创建具有特殊设置功能的自定义计数器对象

Creating a custom Counter object with special set function

来自 ,@AshwiniChaudhary 给出了一个很好的答案来创建一个新的 Counter 具有不同 set() 函数的对象:

from collections import Counter

class CustomCounter(Counter):
    def __setitem__(self, key, value):
        if len(key) > 1 and not key.endswith(u"\uE000"):
            key += u"\uE000"
        super(CustomCounter, self).__setitem__(key, value)

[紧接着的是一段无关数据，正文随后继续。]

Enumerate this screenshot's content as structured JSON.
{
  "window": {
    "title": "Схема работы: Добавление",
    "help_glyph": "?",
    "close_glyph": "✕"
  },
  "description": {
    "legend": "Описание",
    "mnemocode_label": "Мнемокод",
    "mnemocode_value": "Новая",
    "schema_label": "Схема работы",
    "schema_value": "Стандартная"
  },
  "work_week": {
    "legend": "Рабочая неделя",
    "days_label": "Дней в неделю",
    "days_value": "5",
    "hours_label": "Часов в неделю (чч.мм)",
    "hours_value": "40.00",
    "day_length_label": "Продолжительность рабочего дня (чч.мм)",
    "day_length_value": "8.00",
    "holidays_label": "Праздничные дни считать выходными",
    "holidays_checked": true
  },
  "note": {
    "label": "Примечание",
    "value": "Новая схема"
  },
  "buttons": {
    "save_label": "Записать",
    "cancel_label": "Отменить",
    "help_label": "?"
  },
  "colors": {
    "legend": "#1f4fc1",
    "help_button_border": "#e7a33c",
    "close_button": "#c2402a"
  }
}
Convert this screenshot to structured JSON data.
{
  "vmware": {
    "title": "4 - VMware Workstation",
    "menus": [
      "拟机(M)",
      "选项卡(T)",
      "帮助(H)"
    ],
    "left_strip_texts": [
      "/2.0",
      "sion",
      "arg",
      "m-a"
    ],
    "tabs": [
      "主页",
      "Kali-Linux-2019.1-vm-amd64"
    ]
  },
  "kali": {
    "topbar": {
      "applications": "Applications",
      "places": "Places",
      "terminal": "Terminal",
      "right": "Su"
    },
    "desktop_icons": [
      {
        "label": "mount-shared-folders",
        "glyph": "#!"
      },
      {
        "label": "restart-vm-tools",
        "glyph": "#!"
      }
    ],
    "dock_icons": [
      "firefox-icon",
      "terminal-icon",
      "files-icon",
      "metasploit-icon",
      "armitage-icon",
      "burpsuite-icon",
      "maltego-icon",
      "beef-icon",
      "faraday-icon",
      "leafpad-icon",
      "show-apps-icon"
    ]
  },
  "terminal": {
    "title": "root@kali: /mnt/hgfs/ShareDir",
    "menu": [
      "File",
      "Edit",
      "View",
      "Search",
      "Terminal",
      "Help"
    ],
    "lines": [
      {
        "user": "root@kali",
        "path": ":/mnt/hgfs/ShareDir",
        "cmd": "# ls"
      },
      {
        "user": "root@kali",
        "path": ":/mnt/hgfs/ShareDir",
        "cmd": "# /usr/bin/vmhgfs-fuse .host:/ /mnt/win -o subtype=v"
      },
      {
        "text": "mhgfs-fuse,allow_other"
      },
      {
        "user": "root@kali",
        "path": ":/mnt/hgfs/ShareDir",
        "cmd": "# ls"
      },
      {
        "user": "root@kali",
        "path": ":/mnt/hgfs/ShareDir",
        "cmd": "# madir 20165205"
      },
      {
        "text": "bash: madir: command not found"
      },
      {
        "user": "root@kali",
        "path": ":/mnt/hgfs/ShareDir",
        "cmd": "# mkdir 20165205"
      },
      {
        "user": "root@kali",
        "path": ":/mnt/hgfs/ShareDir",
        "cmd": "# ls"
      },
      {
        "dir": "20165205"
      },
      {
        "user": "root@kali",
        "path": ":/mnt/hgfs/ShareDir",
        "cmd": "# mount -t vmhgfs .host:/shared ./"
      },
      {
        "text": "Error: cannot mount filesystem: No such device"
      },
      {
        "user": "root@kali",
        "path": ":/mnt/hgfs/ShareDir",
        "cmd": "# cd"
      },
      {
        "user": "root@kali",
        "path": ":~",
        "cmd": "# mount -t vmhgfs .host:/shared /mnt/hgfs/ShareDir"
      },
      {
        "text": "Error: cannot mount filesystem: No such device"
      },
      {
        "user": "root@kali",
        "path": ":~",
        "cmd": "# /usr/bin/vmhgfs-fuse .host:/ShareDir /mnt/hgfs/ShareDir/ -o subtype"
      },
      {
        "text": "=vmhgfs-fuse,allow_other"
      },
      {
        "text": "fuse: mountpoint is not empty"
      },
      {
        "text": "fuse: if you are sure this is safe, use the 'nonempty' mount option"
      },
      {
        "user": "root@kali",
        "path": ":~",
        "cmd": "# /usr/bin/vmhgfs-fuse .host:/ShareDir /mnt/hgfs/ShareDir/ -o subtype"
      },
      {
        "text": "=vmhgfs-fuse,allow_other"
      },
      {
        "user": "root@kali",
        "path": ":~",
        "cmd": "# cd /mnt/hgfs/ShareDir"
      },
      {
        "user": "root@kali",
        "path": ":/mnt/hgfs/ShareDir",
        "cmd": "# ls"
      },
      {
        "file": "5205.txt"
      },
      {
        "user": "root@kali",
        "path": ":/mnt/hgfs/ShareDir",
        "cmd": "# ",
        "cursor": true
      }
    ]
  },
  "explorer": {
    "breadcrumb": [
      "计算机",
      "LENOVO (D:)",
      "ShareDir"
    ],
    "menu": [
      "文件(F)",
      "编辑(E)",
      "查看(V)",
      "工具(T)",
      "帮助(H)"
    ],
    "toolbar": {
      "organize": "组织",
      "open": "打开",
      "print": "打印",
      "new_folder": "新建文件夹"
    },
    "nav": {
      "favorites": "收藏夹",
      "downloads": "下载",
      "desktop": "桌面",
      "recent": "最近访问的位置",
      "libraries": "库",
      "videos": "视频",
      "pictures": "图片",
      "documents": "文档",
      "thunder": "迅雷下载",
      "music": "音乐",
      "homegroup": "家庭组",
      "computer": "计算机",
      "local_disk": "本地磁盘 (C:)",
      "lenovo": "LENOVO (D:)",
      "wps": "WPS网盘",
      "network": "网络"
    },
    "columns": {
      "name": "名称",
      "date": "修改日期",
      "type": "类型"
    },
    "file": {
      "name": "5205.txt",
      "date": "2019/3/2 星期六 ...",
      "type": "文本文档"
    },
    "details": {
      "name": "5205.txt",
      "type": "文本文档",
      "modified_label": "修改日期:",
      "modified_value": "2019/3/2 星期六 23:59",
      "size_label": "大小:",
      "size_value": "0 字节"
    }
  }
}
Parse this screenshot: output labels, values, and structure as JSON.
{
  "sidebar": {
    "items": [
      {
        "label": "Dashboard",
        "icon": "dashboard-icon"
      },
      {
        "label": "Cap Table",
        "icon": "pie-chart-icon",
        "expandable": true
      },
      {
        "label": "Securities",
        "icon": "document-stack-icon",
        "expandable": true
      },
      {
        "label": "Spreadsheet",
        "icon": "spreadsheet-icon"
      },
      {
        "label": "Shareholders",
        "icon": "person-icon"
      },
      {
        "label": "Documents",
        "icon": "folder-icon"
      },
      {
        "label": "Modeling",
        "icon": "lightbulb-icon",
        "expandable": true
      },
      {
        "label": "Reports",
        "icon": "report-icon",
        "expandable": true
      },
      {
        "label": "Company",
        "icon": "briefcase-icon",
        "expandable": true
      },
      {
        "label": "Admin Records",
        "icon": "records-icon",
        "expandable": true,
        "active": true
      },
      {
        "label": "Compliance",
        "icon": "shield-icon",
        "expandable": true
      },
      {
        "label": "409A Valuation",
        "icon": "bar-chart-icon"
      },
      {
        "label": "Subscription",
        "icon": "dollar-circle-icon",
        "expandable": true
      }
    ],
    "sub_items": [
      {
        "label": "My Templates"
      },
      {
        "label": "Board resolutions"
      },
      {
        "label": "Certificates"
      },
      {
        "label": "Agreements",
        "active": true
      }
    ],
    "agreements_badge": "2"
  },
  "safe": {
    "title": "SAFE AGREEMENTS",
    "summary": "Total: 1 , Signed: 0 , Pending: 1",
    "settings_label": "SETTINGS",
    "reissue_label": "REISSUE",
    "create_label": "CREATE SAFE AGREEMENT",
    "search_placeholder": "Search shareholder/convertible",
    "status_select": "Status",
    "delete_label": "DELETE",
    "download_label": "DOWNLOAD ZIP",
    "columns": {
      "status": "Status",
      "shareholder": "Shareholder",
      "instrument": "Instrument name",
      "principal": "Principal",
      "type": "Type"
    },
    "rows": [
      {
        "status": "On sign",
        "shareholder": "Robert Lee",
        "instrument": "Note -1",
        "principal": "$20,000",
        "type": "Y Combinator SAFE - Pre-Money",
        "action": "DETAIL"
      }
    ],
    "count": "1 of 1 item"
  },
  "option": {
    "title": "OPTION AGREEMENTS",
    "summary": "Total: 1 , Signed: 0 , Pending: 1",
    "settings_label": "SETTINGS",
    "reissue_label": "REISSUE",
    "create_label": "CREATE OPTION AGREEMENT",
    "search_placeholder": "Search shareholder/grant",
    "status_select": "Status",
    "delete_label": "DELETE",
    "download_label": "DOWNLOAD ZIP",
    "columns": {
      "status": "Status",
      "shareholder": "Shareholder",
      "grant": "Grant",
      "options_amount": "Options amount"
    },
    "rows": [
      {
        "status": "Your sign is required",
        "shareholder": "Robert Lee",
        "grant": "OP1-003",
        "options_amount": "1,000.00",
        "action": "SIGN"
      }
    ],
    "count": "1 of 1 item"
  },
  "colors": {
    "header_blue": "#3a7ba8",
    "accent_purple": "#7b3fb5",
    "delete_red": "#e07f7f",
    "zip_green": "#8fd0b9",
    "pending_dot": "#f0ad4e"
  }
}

为了允许用户定义的 char/str 附加到密钥,我试过:

from collections import Counter, defaultdict

class AppendedStrCounter(Counter):
    def __init__(self, str_to_append):
        self._appended_str = str_to_append
        super(AppendedStrCounter, self).__init__()
    def __setitem__(self, key, value):
        if len(key) > 1 and not key.endswith(self._appended_str):
            key += self._appended_str
        super(AppendedStrCounter, self).__setitem__(tuple(key), value)

但是它返回一个空的计数器:

>>> class AppendedStrCounter(Counter):
...     def __init__(self, str_to_append):
...         self._appended_str = str_to_append
...         super(AppendedStrCounter, self).__init__()
...     def __setitem__(self, key, value):
...         if len(key) > 1 and not key.endswith(self._appended_str):
...             key += self._appended_str
...         super(AppendedStrCounter, self).__setitem__(tuple(key), value)
... 
>>> AppendedStrCounter('foo bar bar blah'.split())
AppendedStrCounter()

那是因为我在 __init__():

中缺少 iter
from collections import Counter, defaultdict

class AppendedStrCounter(Counter):
    def __init__(self, iter, str_to_append):
        self._appended_str = str_to_append
        super(AppendedStrCounter, self).__init__(iter)
    def __setitem__(self, key, value):
        if len(key) > 1 and not key.endswith(self._appended_str):
            key += self._appended_str
        super(AppendedStrCounter, self).__setitem__(tuple(key), value)

[输出]:

>>> AppendedStrCounter('foo bar bar blah'.split(), u'\ue000')
AppendedStrCounter({('f', 'o', 'o', '\ue000'): 1, ('b', 'a', 'r', '\ue000'): 1, ('b', 'l', 'a', 'h', '\ue000'): 1})

但是 'bar' 的值是错误的,应该是 2 而不是 1。

是否使用 iter__init__() 初始化 Counter 的正确方法?

正如在 , collections.Counter 没有记录 如何 它的 __init__ 方法添加键或设置值,只是它确实如此。 由于它没有明确设计用于子类化,因此最明智的做法是将其子类化。

collections.abc 模块的存在是为了提供 Python 内置类型的易于子类化的抽象 类,包括 dictMutableMapping,以 ABC 术语表示)。 所以,如果你只需要 "a Counter-like class" (与“满足 isinstanceissubclass 等内置函数的 Counter 的子类相反), 您可以创建自己的 MutableMapping,它有一个 Counter,然后 "middleman" 初始化器和 Counter 添加到典型 dict 的三个方法:

import collections
import collections.abc


def _identity(s):
    '''
    Default mutator function.
    '''
    return s


class CustomCounter(collections.abc.MutableMapping):
    '''
    Overrides the 5 methods of a MutableMapping:
    __getitem__, __setitem__, __delitem__, __iter__, __len__

    ...and the 3 non-Mapping methods of Counter:
    elements, most_common, subtract
    '''

    def __init__(self, values=None, *, mutator=_identity):
        self._mutator = mutator
        if values is None:
            self._counter = collections.Counter()
        else:
            values = (self._mutator(v) for v in values)
            self._counter = collections.Counter(values)
        return

    def __getitem__(self, item):
        return self._counter[self._mutator(item)]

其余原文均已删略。